Of the six FBE coatings tested for the sour gas test operating conditions, three products passed the test conditions, while three products failed the test conditions. Failure mode for products that failed the test were adhesion failure, severe discoloration, swelling, and hardness reduction.
Of the eight girth weld coatings (five liquid and three FBE) subjected to new gas field simulated operating conditions, two FBE coatings and one liquid coating passed the tests, while one FBE coating and four liquid coatings failed the tests. Failure mode for products that failed the test were adhesion failure and blistering.
Conclusion
Initial assessment of prevailing coating standards and coating product datasheets revealed that an internal coating system would not be able to tolerate the operating conditions due to the high presence of H2S and CO2 acid gases and the high concentration of MEG being injected for hydrate control.
The choice of material would be a corrosion-resistant alloy material due to internal coating product limitations and based on calculated corrosion rates from corrosion prediction software.
To optimize the material selection, a testing program was developed to establish the suitability of FBE coating for the new gas field operating conditions, where the coating service temperature, H2S, and MEG were higher than previously known conditions.
Based on the observations and analytical results of the comprehensive coating test program, the following has been concluded:
- Three coating products (FBE coatings) were qualified to protect the pipe main body for service up to 74 °C (165°F), 5% H2S, 8% CO2, and 50% MEG.
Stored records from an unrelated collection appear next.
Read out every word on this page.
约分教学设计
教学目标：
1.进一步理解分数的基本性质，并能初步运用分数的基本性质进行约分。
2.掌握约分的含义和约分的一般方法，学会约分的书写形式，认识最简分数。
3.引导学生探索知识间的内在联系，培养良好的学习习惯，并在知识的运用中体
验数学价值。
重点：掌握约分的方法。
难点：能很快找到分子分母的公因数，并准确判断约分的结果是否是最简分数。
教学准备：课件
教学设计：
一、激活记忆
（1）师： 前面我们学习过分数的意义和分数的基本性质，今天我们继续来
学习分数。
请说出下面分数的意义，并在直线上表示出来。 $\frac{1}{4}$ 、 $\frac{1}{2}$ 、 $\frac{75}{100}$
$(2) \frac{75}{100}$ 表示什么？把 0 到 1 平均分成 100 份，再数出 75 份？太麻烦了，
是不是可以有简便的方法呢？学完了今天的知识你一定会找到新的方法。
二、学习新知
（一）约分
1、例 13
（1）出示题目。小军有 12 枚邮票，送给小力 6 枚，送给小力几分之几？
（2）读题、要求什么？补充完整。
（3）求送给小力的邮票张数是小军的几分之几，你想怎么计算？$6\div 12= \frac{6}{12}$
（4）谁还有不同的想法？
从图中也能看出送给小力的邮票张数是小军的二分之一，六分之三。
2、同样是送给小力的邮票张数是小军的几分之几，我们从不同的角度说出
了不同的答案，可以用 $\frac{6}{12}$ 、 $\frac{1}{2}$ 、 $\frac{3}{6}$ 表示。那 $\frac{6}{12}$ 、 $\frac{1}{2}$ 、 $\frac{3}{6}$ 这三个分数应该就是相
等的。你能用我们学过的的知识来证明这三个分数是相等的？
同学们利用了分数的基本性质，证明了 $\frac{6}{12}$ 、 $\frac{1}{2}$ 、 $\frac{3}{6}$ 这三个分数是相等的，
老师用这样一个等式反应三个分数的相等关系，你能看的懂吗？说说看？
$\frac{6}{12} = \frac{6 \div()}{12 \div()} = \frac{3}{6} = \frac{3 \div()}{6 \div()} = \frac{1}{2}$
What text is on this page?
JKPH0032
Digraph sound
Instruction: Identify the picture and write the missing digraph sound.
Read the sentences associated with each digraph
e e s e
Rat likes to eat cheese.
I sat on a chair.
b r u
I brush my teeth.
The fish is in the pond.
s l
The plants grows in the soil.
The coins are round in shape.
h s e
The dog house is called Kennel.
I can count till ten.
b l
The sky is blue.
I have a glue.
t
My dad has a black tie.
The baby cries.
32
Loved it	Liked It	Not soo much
- Three coating products (two FBE coatings and only one liquid coating) were qualified to protect the pipe girth weld for service up to 74 °C (165 °F), 5% H2S, 8% CO2, and 50% MEG.
- The pipelines for the new gas field would be internally coated based on the qualification tests, and no cladding was required.
- FBE coating product CS-MB-3 was selected by the project for coating of the main body.
- FBE coating product CS-GW-2 was selected by the project for double-jointing scope of line pipes.
- Liquid coating product CS-GW-6 was selected by the project for internal coating of large diameter bends, and for internal field joint coating offshore while laying the pipe.
Acknowledgment
This work is based on collaborative work carried out by different departments in Aramco.2 Special thanks to the management of Aramco for allowing the publication of the material presented in this article.
References
1 S. Ayyar, “Selection and Testing of Fusion Bond Epoxy Coating for High Pressure Pipelines with H2S and CO2 Acid Gases,” AMPP 2023, paper no.19482 (Houston, TX: AMPP, 2023).
2 “Internal Pipeline Coatings Assessment for New Gas Pipelines,” SAER-10496 Aramco Document.
Editor’s note: This article first appeared in the April 2024 print issue of Materials Performance (MP) Magazine. Reprinted with permission.